In [18]:
from speech2label_classes import LSTMSpeechRecognizer, SpeechDataset
import os
import json
import torch
import torch.nn as nn
from torch.utils.data import Dataset, DataLoader, random_split
from torch.nn.utils.rnn import pad_sequence
import librosa

model_output_dir = "./trained"

In [19]:
# --- Гиперпараметры ---
input_dim = 128  # Размерность MFCC
hidden_dim = 2048  # Увеличение размерности скрытых слоев
output_dim = 30  # Количество классов
batch_size = 1  # Размер пакета
learning_rate = 0.000001
num_epochs = 3  # Увеличиваем количество эпох для более глубокого обучения

device = torch.device("cpu")
model = LSTMSpeechRecognizer(input_dim, hidden_dim, output_dim).to(device)
model.load_state_dict(torch.load(os.path.join(model_output_dir, "lstm_speech.pth")))
model.eval()  # Переключаем модель в режим оценки

  model.load_state_dict(torch.load(os.path.join(model_output_dir, "lstm_speech.pth")))


LSTMSpeechRecognizer(
  (lstm): LSTM(128, 2048, batch_first=True, bidirectional=True)
  (fc1): Linear(in_features=4096, out_features=2048, bias=True)
  (fc2): Linear(in_features=2048, out_features=30, bias=True)
  (dropout): Dropout(p=0.5, inplace=False)
)

In [20]:
def convert_texts_to_labels(texts):
    unique_texts = list(set(texts))
    text_to_index = {text: index for index, text in enumerate(unique_texts)}
    labels = [text_to_index[text] for text in texts]
    return torch.tensor(labels, dtype=torch.long)

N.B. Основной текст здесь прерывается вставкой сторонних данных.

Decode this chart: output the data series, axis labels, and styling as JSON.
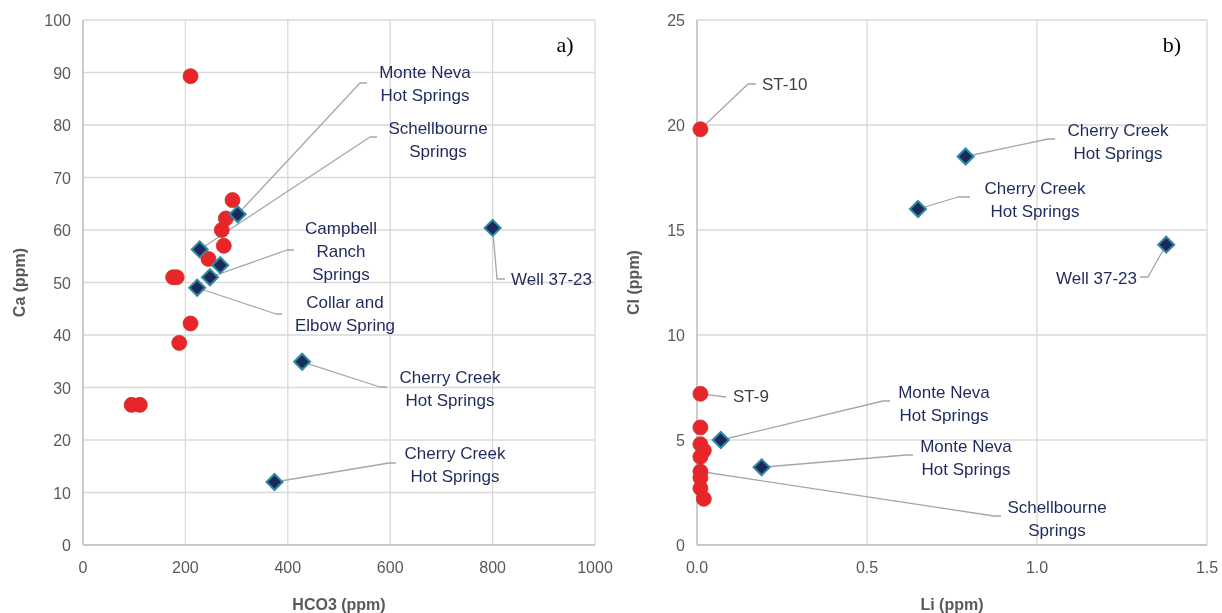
{
  "chart_data": [
    {
      "type": "scatter",
      "xlabel": "HCO3 (ppm)",
      "ylabel": "Ca (ppm)",
      "xlim": [
        0,
        1000
      ],
      "ylim": [
        0,
        100
      ],
      "xticks": [
        0,
        200,
        400,
        600,
        800,
        1000
      ],
      "yticks": [
        0,
        10,
        20,
        30,
        40,
        50,
        60,
        70,
        80,
        90,
        100
      ],
      "grid": true,
      "series": [
        {
          "color": "#e8262a",
          "marker": "circle",
          "x": [
            210,
            292,
            279,
            271,
            275,
            245,
            176,
            183,
            210,
            188,
            95,
            111
          ],
          "values": [
            89.3,
            65.7,
            62.2,
            60,
            57,
            54.5,
            51,
            51,
            42.2,
            38.5,
            26.7,
            26.7
          ]
        },
        {
          "color": "#1b2a5a",
          "marker": "diamond",
          "x": [
            302,
            228,
            268,
            248,
            223,
            428,
            374,
            800
          ],
          "values": [
            63,
            56.3,
            53.3,
            51,
            49,
            34.9,
            12,
            60.4
          ]
        }
      ],
      "annotations": [
        "a)",
        {
          "text": "Monte Neva\nHot Springs",
          "x": 302,
          "y": 63
        },
        {
          "text": "Schellbourne\nSprings",
          "x": 228,
          "y": 56.3
        },
        {
          "text": "Campbell\nRanch\nSprings",
          "x": 248,
          "y": 51
        },
        {
          "text": "Collar and\nElbow Spring",
          "x": 223,
          "y": 49
        },
        {
          "text": "Cherry Creek\nHot Springs",
          "x": 428,
          "y": 34.9
        },
        {
          "text": "Cherry Creek\nHot Springs",
          "x": 374,
          "y": 12
        },
        {
          "text": "Well 37-23",
          "x": 800,
          "y": 60.4
        }
      ]
    },
    {
      "type": "scatter",
      "xlabel": "Li (ppm)",
      "ylabel": "Cl (ppm)",
      "xlim": [
        0,
        1.5
      ],
      "ylim": [
        0,
        25
      ],
      "xticks": [
        {
          "value": 0,
          "label": "0.0"
        },
        {
          "value": 0.5,
          "label": "0.5"
        },
        {
          "value": 1,
          "label": "1.0"
        },
        {
          "value": 1.5,
          "label": "1.5"
        }
      ],
      "yticks": [
        0,
        5,
        10,
        15,
        20,
        25
      ],
      "grid": true,
      "series": [
        {
          "color": "#e8262a",
          "marker": "circle",
          "x": [
            0.01,
            0.01,
            0.01,
            0.01,
            0.02,
            0.01,
            0.01,
            0.01,
            0.01,
            0.02
          ],
          "values": [
            19.8,
            7.2,
            5.6,
            4.8,
            4.5,
            4.2,
            3.5,
            3.2,
            2.7,
            2.2
          ]
        },
        {
          "color": "#1b2a5a",
          "marker": "diamond",
          "x": [
            0.79,
            0.65,
            1.38,
            0.07,
            0.19
          ],
          "values": [
            18.5,
            16,
            14.3,
            5,
            3.7
          ]
        }
      ],
      "annotations": [
        "b)",
        {
          "text": "ST-10",
          "x": 0.01,
          "y": 19.8
        },
        {
          "text": "Cherry Creek\nHot Springs",
          "x": 0.79,
          "y": 18.5
        },
        {
          "text": "Cherry Creek\nHot Springs",
          "x": 0.65,
          "y": 16
        },
        {
          "text": "Well 37-23",
          "x": 1.38,
          "y": 14.3
        },
        {
          "text": "ST-9",
          "x": 0.01,
          "y": 7.2
        },
        {
          "text": "Monte Neva\nHot Springs",
          "x": 0.07,
          "y": 5
        },
        {
          "text": "Monte Neva\nHot Springs",
          "x": 0.19,
          "y": 3.7
        },
        {
          "text": "Schellbourne\nSprings",
          "x": 0.01,
          "y": 3.5
        }
      ]
    }
  ]
}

def extract_mfcc(audio_path):
    """Извлекает MFCC из аудиофайла."""
    try:
        waveform, sample_rate = librosa.load(audio_path, sr=16000)
        mfcc = librosa.feature.mfcc(y=waveform, sr=sample_rate, n_mfcc=input_dim)
        return mfcc.T  # Транспонируем для удобства
    except Exception as e:
        print(f"Error loading audio: {audio_path}, Error: {e}")
        return None 

# --- Тестирование модели ---
def test_model(model, test_loader, criterion):
    model.eval()  # Переключаем модель в режим оценки
    test_loss = 0
    test_correct = 0
    test_total = 0

    with torch.no_grad():  # Отключаем градиенты для тестирования
        for batch_idx, (mfcc, texts) in enumerate(test_loader):
            if mfcc is None:
                continue

            mfcc = mfcc.to(device)
            labels = convert_texts_to_labels(texts).to(device)

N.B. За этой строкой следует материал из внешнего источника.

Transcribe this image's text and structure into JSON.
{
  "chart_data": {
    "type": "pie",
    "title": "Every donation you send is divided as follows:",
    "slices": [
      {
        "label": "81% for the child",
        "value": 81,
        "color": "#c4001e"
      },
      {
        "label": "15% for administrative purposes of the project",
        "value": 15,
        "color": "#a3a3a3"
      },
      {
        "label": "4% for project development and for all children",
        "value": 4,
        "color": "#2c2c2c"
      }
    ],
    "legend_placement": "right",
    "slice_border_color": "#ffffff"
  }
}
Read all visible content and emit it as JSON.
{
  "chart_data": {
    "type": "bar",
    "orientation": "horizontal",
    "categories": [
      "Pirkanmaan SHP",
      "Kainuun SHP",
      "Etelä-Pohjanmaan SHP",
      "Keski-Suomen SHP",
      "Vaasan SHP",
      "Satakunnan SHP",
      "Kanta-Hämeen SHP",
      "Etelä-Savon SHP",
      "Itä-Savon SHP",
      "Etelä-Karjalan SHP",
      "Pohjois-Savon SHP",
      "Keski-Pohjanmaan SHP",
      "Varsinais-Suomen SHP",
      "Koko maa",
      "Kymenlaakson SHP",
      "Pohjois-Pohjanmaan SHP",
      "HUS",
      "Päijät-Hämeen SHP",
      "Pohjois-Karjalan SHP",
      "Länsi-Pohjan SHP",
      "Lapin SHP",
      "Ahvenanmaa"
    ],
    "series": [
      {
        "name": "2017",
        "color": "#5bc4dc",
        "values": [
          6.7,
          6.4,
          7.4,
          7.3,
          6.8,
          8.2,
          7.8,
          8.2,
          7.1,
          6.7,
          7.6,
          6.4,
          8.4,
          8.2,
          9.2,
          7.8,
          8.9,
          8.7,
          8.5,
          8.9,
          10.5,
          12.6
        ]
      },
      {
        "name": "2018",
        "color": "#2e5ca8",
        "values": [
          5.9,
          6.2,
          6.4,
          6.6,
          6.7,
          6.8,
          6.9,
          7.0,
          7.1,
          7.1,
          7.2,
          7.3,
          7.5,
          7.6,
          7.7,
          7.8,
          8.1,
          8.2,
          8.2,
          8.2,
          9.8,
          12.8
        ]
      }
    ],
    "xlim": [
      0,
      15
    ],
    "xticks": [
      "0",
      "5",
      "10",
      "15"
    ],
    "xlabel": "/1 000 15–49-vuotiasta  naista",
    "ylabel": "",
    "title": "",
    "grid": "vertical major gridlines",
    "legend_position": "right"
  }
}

            outputs = model(mfcc)
            loss = criterion(outputs, labels)

            test_loss += loss.item()
            _, predicted = torch.max(outputs, 1)
            test_total += labels.size(0)
            test_correct += (predicted == labels).sum().item()

    test_epoch_loss = test_loss / len(test_loader)
    test_epoch_accuracy = test_correct / test_total
    print(f"Test Loss: {test_epoch_loss:.4f}, Test Accuracy: {test_epoch_accuracy:.4f}")
    
def pad_collate(batch):
    mfccs, texts = zip(*batch)
    mfccs = [m for m in mfccs if m is not None]
    if len(mfccs) == 0:
        return None, None
    mfccs_padded = pad_sequence(mfccs, batch_first=True, padding_value=0.0)
    return mfccs_padded, texts

audio_folder_clear = './dataset/hr_bot_synt'
json_file_clear = './dataset/annotation/hr_bot_synt.json'
criterion = nn.CrossEntropyLoss()

In [21]:

# Создание тестового набора на чистых данных
test_dataset = SpeechDataset(audio_folder_clear, json_file_clear, transform=extract_mfcc)
test_dataset = [test_dataset[i] for i in range(20)]
test_loader = DataLoader(test_dataset, batch_size=batch_size, shuffle=False, collate_fn=pad_collate)

# Тестирование модели
test_model(model, test_loader, criterion)

Test Loss: 0.0222, Test Accuracy: 1.0000